Актриса начала снимать грим, а Ева, соблюдая правила ведения допроса, спросила:
- Вы понимаете свои права и обязанности, мисс Мансфилд?
- Да-да... Господи, какой кошмар! - Она закрыла глаза и помотала головой, пытаясь сосредоточиться. - Скажите мне, Ричард мертв? Он действительно умер?
- Да.
- Я убила его. Я его зарезала! - По плечам Айрин снова пробежала дрожь. Она открыла глаза, и их с Евой взгляды встретились в зеркале. - Мы репетировали эту сцену не меньше десятка раз - в мельчайших деталях, чтобы все было похоже на правду.
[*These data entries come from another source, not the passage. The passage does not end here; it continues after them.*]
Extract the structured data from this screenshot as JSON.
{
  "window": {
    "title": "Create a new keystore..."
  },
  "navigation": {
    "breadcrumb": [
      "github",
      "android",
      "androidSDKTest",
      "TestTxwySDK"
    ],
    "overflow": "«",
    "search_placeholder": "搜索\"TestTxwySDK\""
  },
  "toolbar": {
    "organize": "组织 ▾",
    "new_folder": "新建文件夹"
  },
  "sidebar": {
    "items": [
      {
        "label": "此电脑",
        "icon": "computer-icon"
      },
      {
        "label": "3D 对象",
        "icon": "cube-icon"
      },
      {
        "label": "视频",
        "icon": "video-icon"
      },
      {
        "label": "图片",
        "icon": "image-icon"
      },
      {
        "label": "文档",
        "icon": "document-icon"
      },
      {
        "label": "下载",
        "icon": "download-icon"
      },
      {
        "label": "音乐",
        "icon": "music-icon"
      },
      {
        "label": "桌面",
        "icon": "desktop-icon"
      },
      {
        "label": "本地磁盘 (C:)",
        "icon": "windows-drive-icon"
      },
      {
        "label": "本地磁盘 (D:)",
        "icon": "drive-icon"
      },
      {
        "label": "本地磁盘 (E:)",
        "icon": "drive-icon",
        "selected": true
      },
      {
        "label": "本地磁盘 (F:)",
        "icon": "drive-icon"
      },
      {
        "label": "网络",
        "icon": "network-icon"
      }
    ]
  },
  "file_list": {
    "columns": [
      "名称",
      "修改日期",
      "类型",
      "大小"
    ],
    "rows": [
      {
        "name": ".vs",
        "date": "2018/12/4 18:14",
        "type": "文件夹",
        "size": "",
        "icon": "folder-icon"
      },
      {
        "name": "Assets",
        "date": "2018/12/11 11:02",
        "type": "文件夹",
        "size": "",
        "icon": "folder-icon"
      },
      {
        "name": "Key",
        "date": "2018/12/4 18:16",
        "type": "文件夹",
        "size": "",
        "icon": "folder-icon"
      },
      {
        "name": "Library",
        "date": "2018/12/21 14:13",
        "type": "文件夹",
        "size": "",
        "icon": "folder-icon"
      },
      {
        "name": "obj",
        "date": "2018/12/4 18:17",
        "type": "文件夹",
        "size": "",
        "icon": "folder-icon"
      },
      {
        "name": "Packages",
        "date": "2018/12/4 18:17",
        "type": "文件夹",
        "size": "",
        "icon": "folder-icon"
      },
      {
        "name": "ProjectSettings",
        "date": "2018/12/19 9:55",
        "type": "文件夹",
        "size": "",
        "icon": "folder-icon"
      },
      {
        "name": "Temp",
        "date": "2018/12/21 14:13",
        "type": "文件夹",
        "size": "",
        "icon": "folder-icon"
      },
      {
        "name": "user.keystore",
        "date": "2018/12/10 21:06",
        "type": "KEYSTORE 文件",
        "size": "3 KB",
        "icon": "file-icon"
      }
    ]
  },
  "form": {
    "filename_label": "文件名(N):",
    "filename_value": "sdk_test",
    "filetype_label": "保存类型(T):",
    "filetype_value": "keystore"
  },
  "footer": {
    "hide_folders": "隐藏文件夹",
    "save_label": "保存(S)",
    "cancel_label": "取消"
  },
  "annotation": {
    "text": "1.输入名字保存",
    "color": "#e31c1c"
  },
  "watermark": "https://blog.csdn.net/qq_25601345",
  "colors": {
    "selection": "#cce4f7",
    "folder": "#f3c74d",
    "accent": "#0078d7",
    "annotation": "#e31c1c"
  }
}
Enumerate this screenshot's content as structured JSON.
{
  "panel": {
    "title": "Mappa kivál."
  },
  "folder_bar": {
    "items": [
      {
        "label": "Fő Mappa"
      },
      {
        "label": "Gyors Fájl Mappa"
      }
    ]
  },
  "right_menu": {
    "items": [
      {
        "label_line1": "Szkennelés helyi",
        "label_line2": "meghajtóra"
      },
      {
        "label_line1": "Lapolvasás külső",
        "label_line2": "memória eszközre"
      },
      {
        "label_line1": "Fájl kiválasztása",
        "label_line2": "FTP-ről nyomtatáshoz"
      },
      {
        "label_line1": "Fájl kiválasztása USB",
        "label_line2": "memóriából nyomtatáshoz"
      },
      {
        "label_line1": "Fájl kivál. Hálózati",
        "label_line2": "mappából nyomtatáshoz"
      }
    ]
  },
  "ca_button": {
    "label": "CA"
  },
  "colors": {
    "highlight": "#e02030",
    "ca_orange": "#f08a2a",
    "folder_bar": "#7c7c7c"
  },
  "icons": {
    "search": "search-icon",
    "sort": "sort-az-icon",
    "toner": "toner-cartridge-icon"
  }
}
И вот... все действительно получилось... взаправду. Но что произошло? Почему лезвие не убралось? - В глазах Айрин блеснул гнев. - Как это могло случиться?!
- Вот и давайте попробуем разобраться. Пройдемся по всей сцене. Итак, вы - Кристина. Вы защищали его, вы лгали ради него. Ради него вы уничтожили саму себя. И вот после всего этого он выбрасывает вас на помойку и фланирует перед вами с другой, более молодой женщиной.
- Я любила его, я была им одержима. Он был для меня всем сразу любовником, мужем, ребенком... - Она передернула плечами. - Кристина знала, что представляет собой Леонард Воул, знала, что он сделал. Но все это для нее ничего не значило. Любовь ее была столь глубока, что ради этого человека она была готова погибнуть.
Айрин, казалось, немного успокоилась. Выбросив использованные салфетки в мусорное ведро, она повернулась к Еве на своей вращающейся табуретке. Глаза у нее покраснели, лицо было белым, словно мрамор, и, даже несмотря на это, оно сияло неземной красотой.
- В эти минуты Кристину понимает каждая женщина, сидящая в зале, продолжала Айрин. - Если какой-то из них не посчастливилось испытать подобную любовь, она начинает мечтать об этом. И вот когда, принеся такую жертву, погубив себя ради этого человека, Кристина видит, что он предал ее, она хватается за нож. - Айрин воздела руку, словно сжимая рукоять ножа. Кристина - человек дела. Она не может оставаться пассивной. Это мгновенный порыв, импульс, но он продиктован очень глубокими переживаниями. И, обнимая своего неверного возлюбленного, она всаживает в него нож.
Рука Айрин разжалась. Она посмотрела на нее и снова задрожала.
- Боже! Боже!
Словно в забытьи, она рванула на себя выдвижной ящик стола. В следующую секунду Ева оказалась рядом и перехватила ее руку.
- Я... я только хотела... сигарету, - пролепетала актриса. - Я знаю, в этом здании не разрешается курить, но... мне нужна сигарета. - Она раздраженно избавилась от цепкой хватки Евы. - Я хочу курить, черт побери!
Взглянув в выдвинутый ящик, Ева увидела початую пачку с "косяками".
- Не забывайте, что мы - из полиции. Вам может не поздоровиться.
И тем не менее она отступила: было бы глупо преследовать человека, только что совершившего убийство, за то, что он хочет покурить "травку".
- Извините, - потупилась Айрин, - нервы... - Она взяла предложенную Мирой зажигалку, прикурила и с явным облегчением выдохнула душистый дым. Спасибо. Теперь гораздо легче. Не сердитесь на меня. Обычно я не такая... хрупкая. Это качество души в театре не поощряется. Здесь нужно быть сильным.